Tuesday, June 4, 2013

Improving Sleep And Promoting Recovery In Patients With Mild TBI Using Bright Light Therapy

Improving Sleep And Promoting Recovery In Patients With Mild TBI Using Bright Light Therapy

A novel study suggests that bright light therapy may improve slumber, cognition, emotion and brain function following tranquil traumatic brain injury (TBI).

Results present to view that six weeks of morning gleaming light therapy resulted in a marked decrease in subjective daytime sleepiness. This progress was further associated with improvements in the proclivity to fall asleep and nighttime sleep quality. Bright light therapy also affected depressive symptoms.

"Our preliminary data suggests that forenoon bright light therapy might be full of help to reduce subjective daytime sleepiness and to improve nighttime death," said investigator Mareen Weber, PhD, master in psychiatry at McLean Hospital/Harvard Medical School in Belmont, Mass. "Importantly, the examination also shows changes in brain activation for the period of a demanding cognitive task, suggesting that brilliant light treatment might yield changes in brain functioning."

The examination abstract was published recently in one online supplement of the journal SLEEP, and Weber bequeath present the findings Monday, June 3, in Baltimore, Md., at SLEEP 2013, the 27th yearly transactions meeting of the Associated Professional Sleep Societies LLC.

The study collection comprised 18 individuals with a documented story of at least one mild TBI and be careless disturbance that either emerged or was aggravated by the most recent injury.
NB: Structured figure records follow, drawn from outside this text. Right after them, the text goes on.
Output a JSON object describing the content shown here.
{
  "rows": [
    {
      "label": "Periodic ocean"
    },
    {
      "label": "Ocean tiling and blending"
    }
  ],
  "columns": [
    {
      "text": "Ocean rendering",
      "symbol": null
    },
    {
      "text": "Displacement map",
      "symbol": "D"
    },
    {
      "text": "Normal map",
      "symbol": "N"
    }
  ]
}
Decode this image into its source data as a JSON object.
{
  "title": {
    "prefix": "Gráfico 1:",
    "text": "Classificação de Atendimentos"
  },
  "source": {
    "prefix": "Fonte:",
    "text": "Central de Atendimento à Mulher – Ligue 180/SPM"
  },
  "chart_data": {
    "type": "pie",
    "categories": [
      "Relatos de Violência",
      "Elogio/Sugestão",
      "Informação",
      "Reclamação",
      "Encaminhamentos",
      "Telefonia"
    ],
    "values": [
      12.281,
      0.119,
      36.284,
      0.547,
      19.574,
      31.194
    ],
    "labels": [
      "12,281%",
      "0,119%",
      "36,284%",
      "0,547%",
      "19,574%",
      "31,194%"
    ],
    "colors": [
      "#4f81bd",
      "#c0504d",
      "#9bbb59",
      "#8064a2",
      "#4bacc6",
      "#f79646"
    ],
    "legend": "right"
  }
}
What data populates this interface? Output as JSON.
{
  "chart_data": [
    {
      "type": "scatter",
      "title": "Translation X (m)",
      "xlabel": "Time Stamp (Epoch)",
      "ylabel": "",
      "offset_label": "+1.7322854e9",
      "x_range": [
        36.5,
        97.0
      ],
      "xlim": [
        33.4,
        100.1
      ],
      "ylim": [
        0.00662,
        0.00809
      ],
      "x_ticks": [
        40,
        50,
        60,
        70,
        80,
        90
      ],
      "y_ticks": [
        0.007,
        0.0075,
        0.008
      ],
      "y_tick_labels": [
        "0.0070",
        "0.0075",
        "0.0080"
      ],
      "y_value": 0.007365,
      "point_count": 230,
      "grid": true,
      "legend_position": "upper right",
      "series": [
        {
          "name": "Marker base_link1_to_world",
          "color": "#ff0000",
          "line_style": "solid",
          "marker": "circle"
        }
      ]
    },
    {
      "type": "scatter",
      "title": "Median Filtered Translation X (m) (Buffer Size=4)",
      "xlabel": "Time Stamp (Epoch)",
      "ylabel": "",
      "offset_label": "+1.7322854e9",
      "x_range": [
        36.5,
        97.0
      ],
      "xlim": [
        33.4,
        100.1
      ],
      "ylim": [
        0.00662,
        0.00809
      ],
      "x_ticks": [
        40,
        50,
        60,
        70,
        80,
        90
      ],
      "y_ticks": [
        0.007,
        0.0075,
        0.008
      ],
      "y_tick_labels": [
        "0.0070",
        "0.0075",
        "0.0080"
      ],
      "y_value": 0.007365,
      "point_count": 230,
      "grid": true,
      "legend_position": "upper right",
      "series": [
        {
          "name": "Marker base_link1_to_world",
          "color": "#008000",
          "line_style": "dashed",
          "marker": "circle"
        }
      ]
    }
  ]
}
Data were gathered using Multiple Sleep Latency Tests (MSLT), actigraphy and be dead diaries, and all participants underwent magnetic resonance imaging (MRI) and comprehensive psychiatric and neuropsychological assessments under the jurisdiction and after the intervention.

According to the authors, it has been estimated that at in the smallest degree 50 percent of individuals with TBI continued some kind of sleep disturbance at more point following their injury, and be still has been demonstrated to be indispensable element for brain plasticity and may subsist important for recovery.

"Improving sleep following pleasant traumatic brain injury could prove turning to maximizing recovery from the injustice," said Weber. "Furthermore, bright light therapy is contented and minimally invasive, requiring no medication, and has t any known serious side effects."